Desafio “1001 Filmes” - nos. 20 a 24





20) “O boulevard do crime” (“Les enfants du paradis”, 1945)

Poucas vezes um cinéfilo assiste um filme e se dá conta de que está diante de um clássico, daqueles que justificam os irmãos Lumière terem inventado aquela caixinha estranha. “2001, uma odisseia no espaço” é um clássico; “Ran” é um clássico; e “Les enfants du paradis”, indubitavelmente, é um clássico. Citado por dez entre dez críticos franceses como um dos melhores filmes já realizados, o filme traz uma daquelas histórias rocambolescas, que parecem contadas por Victor Hugo ou Alexandre Dumas. No século XX, porém, esse bardo recebe o nome de Jacques Prévert, não apenas um grande roteirista como também um dos maiores nomes da poesia francesa no século passado.

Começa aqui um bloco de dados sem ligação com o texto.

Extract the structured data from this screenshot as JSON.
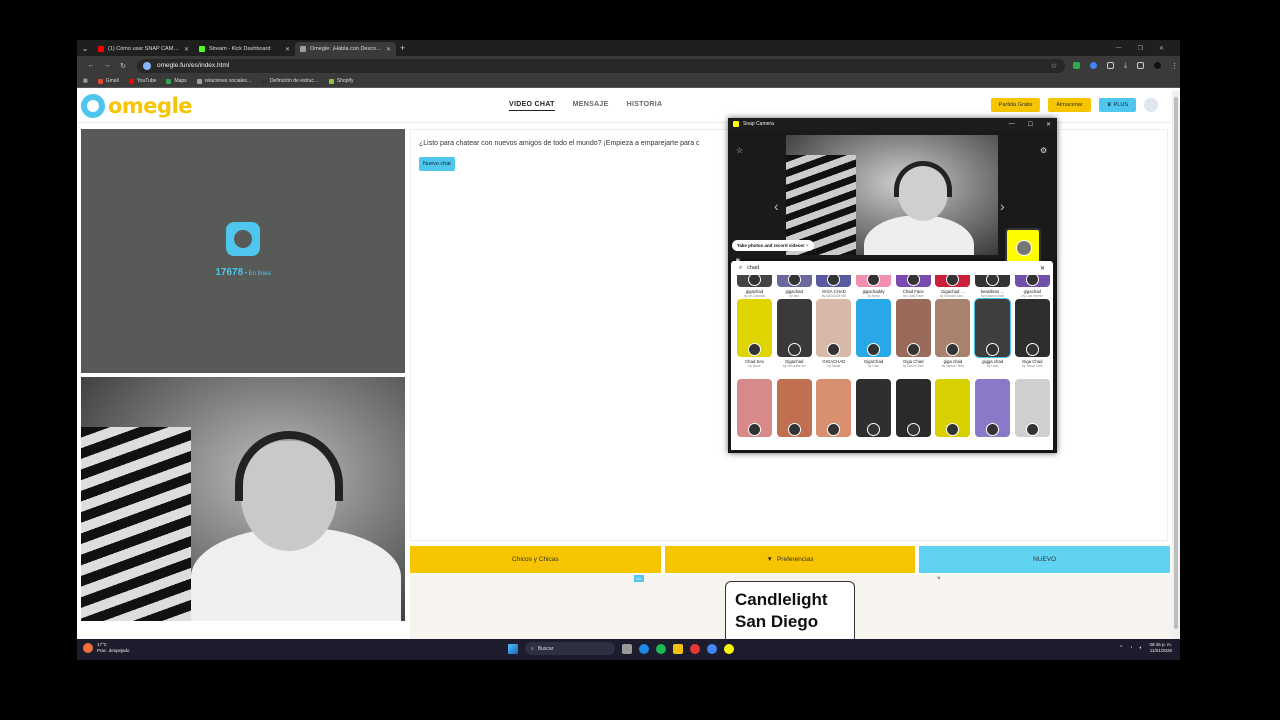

Ambientado no mundo do teatro francês do início do século XIX, “O boulevard…” reconstitui durante três horas - que parecem voar, aliás, de tão fluido que é o filme -, os encontros e desencontros de três homens - o ator canastrão Frederick Lemaître, o sensível mímico Baptiste Debureau e o criminoso Lacenaire -, apaixonados pela mesma mulher, Claire Garance (interpretada pela cantora Arletty, famosa em seu tempo). Todos os atores estão perfeitos em suas interpretações, assim como a luxuosa produção nos atira nas ruas sujas da Paris de 1830 - fato impressionante, especialmente considerando que o filme foi rodado no difícil cenários da França ocupada pelos nazistas -, mas a estrela é mesmo o texto de Prévert. Ousado e criativo, até hoje o roteiro mantém seu charme, com frases memoráveis e personagens que parecem continuar vivos setenta anos após o lançamento do filme.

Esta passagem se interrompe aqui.